Carriers Absorb MAX Grounding

Air Canada and WestJet flight schedules appear to have recovered from the grounding of their Boeing 737 MAX fleets in the wake of the fatal crash in Eithiopia last Sunday. The grounding on Thursday took less than 10 percent of the carriers’ fleets out of service but because the new Boeings were concentrated on domestic routes there was considerable disruption in the first couple of days. By Saturday, there were few delays or cancellations being displayed by either airline. Sunwing also pulled its four leased MAX 8s from service about 12 before the order came from Transport Canada.

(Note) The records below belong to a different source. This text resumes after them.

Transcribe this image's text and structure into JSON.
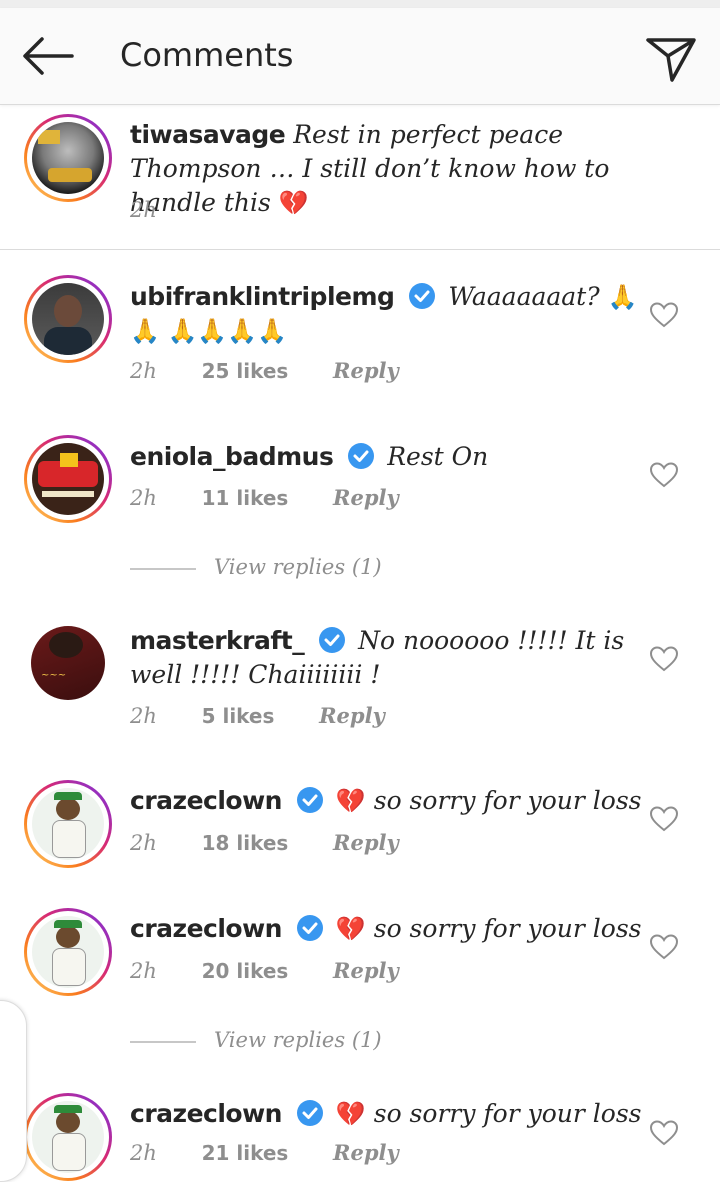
{
  "header": {
    "title": "Comments"
  },
  "caption": {
    "username": "tiwasavage",
    "text": "Rest in perfect peace Thompson … I still don’t know how to handle this",
    "emoji": "💔",
    "time": "2h"
  },
  "comments": [
    {
      "username": "ubifranklintriplemg",
      "verified": true,
      "text": "Waaaaaaat?",
      "emoji": "🙏🙏 🙏🙏🙏🙏",
      "time": "2h",
      "likes": "25 likes",
      "reply": "Reply"
    },
    {
      "username": "eniola_badmus",
      "verified": true,
      "text": "Rest On",
      "emoji": "",
      "time": "2h",
      "likes": "11 likes",
      "reply": "Reply",
      "view_replies": "View replies (1)"
    },
    {
      "username": "masterkraft_",
      "verified": true,
      "text": "No noooooo !!!!! It is well !!!!! Chaiiiiiiii !",
      "emoji": "",
      "time": "2h",
      "likes": "5 likes",
      "reply": "Reply"
    },
    {
      "username": "crazeclown",
      "verified": true,
      "text": "so sorry for your loss",
      "emoji": "💔",
      "time": "2h",
      "likes": "18 likes",
      "reply": "Reply"
    },
    {
      "username": "crazeclown",
      "verified": true,
      "text": "so sorry for your loss",
      "emoji": "💔",
      "time": "2h",
      "likes": "20 likes",
      "reply": "Reply",
      "view_replies": "View replies (1)"
    },
    {
      "username": "crazeclown",
      "verified": true,
      "text": "so sorry for your loss",
      "emoji": "💔",
      "time": "2h",
      "likes": "21 likes",
      "reply": "Reply"
    }
  ],
  "colors": {
    "verified": "#3897f0",
    "meta": "#8e8e8e",
    "text": "#262626",
    "heart_broken": "#e0245e"
  },
  "icons": {
    "back": "arrow-left-icon",
    "send": "paper-plane-icon",
    "like": "heart-outline-icon",
    "verified": "verified-badge-icon"
  }
}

Sunwing made the call based on customer concerns, concerns that were also being expressed by Air Canada and WestJet customers in the four days between the crash and the grounding. Both airlines were inundated with requests from passengers to switch flights to different aircraft after mounting evidence that the Ethiopian crash was similar to one in Indonesia five months earlier in which a Malaysian Airlines MAX 8 dove into the ocean off Jakarta. In both instances, a control issue related to a stall prevention system in the airliner is being implicated. The U.S. followed Canada in banning MAX 8 flights and Boeing is issuing a software update it says will resolve the issues with the Maneuvering Characteristics Augmentation System, which was installed in MAX 8s to counter an increased tendency for the new airplanes to stall compared to older versions.